The film would show the sailor making a transaction with the ugliest female on the face of the earth. She would be a huge, clabbery, sloth of a woman. A cigarette dangle from her lips; she was sullen, and all business.

The next scene would have the young sailor, now compromised, exiting Satan's parlor, and the narrator would say that he left unfulfilled and with "that cheap, crawly feeling of commercial sex." Of course, the part we learned was not to get "that cheap, crawly feeling of commercial sex," and that phrase stayed with every male student who ever attended Columbia High and Graded School.

Ever afterward, if one CH&GS boy went to the carnival or-an unlikely event-to Bowling Green, that Sodom on the banks of the Barren with the house by the railroad tracks, the last advice given by another boy was not to come back with that cheap, crawly feeling of commercial sex.

Few ever did.

But it was not the way they always told it.

The words took on a life

which has lasted a lifetime

The words had a long life here. Visit a sick friend and ask how he was doing, "Terrible," he would always say, "I've got fever.
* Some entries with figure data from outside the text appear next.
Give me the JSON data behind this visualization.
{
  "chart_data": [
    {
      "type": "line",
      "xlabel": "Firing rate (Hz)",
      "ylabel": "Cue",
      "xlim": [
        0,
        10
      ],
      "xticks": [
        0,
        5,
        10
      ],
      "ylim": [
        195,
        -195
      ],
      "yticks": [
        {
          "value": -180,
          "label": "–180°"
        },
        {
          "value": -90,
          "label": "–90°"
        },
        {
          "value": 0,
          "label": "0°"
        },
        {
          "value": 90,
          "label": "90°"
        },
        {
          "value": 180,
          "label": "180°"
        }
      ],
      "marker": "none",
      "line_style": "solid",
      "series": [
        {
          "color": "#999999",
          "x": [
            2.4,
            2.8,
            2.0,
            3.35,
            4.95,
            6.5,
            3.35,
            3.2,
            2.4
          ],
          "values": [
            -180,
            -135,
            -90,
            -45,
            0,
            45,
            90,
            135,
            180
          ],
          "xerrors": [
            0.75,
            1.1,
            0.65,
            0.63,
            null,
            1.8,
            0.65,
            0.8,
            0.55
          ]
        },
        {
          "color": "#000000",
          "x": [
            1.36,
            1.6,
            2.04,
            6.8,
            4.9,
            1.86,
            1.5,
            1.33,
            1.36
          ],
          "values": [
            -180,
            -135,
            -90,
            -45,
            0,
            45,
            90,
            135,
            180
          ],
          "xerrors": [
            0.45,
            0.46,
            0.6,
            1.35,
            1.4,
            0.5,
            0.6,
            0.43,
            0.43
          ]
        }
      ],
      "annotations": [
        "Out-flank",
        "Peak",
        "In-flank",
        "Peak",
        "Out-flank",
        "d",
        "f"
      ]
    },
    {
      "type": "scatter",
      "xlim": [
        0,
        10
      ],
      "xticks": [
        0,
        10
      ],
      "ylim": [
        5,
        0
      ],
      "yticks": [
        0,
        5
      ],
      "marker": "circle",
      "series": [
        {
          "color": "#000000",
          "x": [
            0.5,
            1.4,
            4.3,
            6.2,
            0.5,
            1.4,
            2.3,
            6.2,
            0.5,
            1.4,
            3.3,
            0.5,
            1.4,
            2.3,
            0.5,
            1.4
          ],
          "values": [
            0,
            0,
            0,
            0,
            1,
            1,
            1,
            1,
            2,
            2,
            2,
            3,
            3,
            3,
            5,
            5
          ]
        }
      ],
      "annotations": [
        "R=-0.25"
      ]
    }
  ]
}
I'm upchucking . . . and I've got that cheap, crawly feeling of commercial sex." The gales of therapeutic laughter would hasten his recovery.

I remember that the phrase was always the last advice I'd get, when leaving my buddies. It didn't matter if I was going to the drive-in movie or to Indianapolis to find work, or whatever. I would hear it before going to Louisville to buy White Castles or to get the midnight edition of the Courier-Journal with the climactic panel of a Buzz Sawyer episode; or to make a late evening run to Gallatin and Nashville to get better reception from WLAP and thus hear the Jiving Horseman play rhythm and blues more clearly. "Just remember one thing," my friends would always warn, and we all would be choking back the laughter which was inevitably to follow, "Don't come back with that cheap, crawly feeling of commercial sex."

They thought it was even funnier when I would tell them my parents were making me go to BTU, and I couldn't take them all down the Big Russell Creek Hill on East 80 and bury the hand on the 1954 Powerglide. "BTU" was Baptist Training Union; even those infidels knew that.

They would feign understanding and concern, and say, "Just one last thing we got to got to tell you, Eddie," and then they would pause-using Jack Benny's greatest comedic device ever so patiently. Most of the time the hilarity just wouldn't wait. Before the speaker's pause would end all our mental states would sync, and we would all say in unison, "Just don't come back with that cheap, crawly feeling of commercial sex," as we'd all double over laughing till our stomachs hurt.